= Silvanus (praetorian prefect) =

3rd century Roman praetorian prefect

Silvanus was a Roman soldier and probably praetorian prefect during the third century who came briefly to the notice of history in the reign of Valerian and his co-Emperor Gallienus. He is generally assumed to have been the commander of the praetorians under Gallienus.

However, the sources only tell us that he was made the guardian of the Caesar Saloninus by Saloninus's father, the Emperor Gallienus. This seems likely to mean that he exercised a guiding influence over his young protégé as he represented the Imperial Dynasty in the government of the Gallic provinces. In this respect Silvanus may be compared with Ingenuus who seems to have exercised a similar function, in loco parentis, in the command of the Danubian provinces by Saloninus's elder brother, the Caesar Valeriannus, earlier in the 250s. He would not have been given this office had he not been a seasoned soldier and administrator, but this does not mean that he was Gallienus's Praetorian Prefect.

It was Parker who supposed that Silvanus must have held that office. This suggestion has since been generally accepted without question by academic opinion. However, while his command was clearly above that of a provincial governor, there is no proof that this was the case. Being Praetorian Prefect was not a necessary condition of being made the guardian of a Licinian Dynasty Caesar: it has never been seriously suggested that Ingenuus, who seems to have been similarly in loco parentis in respect of Saloninus's brother, the Caesar Valerian in the Danubian provinces, was so honoured.

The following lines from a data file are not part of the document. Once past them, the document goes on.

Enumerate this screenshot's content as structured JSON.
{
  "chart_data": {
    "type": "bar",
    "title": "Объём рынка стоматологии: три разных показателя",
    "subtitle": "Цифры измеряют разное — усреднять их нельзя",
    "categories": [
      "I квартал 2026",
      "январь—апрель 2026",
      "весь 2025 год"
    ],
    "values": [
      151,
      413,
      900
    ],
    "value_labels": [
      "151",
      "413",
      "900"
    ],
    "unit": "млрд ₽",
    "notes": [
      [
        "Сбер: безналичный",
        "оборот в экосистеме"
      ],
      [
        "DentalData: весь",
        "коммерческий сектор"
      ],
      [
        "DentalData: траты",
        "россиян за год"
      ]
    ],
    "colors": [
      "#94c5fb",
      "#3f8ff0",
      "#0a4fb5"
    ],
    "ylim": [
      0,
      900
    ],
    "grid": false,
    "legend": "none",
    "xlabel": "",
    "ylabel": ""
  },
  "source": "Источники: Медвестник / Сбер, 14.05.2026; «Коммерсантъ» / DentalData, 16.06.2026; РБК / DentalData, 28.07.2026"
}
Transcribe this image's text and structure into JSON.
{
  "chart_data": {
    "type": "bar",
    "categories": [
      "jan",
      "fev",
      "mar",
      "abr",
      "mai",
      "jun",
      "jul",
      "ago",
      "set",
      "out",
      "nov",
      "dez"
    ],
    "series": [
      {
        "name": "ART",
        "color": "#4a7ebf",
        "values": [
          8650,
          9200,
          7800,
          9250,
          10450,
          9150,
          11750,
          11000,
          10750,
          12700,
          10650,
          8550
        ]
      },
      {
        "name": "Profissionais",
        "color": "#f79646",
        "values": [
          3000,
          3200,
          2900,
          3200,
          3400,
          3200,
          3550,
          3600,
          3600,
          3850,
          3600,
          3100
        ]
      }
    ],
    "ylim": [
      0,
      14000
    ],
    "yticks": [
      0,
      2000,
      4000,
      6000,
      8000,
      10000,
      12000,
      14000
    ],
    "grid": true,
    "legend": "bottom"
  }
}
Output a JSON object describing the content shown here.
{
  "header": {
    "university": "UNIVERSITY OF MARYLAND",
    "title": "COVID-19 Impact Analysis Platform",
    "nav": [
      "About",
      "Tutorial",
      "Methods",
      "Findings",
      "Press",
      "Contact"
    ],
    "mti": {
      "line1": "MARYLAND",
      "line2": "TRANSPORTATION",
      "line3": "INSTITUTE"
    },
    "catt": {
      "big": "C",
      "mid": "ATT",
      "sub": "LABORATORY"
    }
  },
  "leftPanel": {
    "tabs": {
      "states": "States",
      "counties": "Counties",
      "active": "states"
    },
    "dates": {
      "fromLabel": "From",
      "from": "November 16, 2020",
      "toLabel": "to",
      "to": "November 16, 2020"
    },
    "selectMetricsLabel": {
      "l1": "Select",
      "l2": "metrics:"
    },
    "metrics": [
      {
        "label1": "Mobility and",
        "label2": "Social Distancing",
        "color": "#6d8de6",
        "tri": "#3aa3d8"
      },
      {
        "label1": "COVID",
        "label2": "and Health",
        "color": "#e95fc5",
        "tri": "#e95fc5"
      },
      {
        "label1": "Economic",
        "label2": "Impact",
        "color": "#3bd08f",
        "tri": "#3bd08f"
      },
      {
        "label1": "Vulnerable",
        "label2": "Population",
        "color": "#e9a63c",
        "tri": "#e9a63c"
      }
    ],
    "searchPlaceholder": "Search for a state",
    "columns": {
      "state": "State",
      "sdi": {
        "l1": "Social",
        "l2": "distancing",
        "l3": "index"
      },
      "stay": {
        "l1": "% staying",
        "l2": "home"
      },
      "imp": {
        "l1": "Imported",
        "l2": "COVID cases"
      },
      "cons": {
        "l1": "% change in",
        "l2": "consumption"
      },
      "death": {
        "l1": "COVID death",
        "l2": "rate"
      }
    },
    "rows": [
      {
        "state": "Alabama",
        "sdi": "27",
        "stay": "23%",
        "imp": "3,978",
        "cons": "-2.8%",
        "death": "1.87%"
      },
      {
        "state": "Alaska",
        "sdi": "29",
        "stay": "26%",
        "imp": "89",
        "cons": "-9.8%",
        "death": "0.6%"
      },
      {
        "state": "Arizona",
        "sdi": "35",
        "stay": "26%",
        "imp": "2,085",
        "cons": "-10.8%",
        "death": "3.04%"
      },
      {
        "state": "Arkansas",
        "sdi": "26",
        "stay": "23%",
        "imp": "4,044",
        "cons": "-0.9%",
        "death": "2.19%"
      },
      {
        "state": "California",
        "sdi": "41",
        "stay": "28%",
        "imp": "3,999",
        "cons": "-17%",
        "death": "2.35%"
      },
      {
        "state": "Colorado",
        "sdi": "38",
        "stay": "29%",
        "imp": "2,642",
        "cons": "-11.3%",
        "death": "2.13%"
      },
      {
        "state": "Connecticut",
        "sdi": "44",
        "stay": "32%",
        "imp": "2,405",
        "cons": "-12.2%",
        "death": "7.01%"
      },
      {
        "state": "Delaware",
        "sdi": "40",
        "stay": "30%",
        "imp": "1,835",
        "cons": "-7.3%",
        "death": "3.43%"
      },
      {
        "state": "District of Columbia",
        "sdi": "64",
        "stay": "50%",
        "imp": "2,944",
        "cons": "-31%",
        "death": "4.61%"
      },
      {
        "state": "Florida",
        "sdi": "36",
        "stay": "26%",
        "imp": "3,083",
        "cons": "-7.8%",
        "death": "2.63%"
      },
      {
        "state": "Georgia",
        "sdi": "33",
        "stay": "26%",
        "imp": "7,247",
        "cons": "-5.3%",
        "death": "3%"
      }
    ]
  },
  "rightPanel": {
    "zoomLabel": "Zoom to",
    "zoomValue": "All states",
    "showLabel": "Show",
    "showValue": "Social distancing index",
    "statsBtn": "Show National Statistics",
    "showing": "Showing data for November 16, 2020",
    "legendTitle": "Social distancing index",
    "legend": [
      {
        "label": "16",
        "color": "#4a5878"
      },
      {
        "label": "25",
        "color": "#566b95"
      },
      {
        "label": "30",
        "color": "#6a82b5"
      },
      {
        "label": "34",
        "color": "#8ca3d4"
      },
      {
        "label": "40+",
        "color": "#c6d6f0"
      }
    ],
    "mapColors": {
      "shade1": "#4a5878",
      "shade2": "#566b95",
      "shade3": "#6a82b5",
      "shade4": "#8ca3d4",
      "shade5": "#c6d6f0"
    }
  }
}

Praetorian Prefect or not, in 260 Silvanus fell into dispute with Postumus over the disposition of loot which the latter had seized from a group of German raiders in Gaul. Postumus's army, infuriated, then proclaimed their man Emperor and attacked Silvanus and the young Caesar in Colonia Claudia Ara Agrippinensium (modernday Cologne). The pair were eventually given up by the citizens and killed by Postumus's men.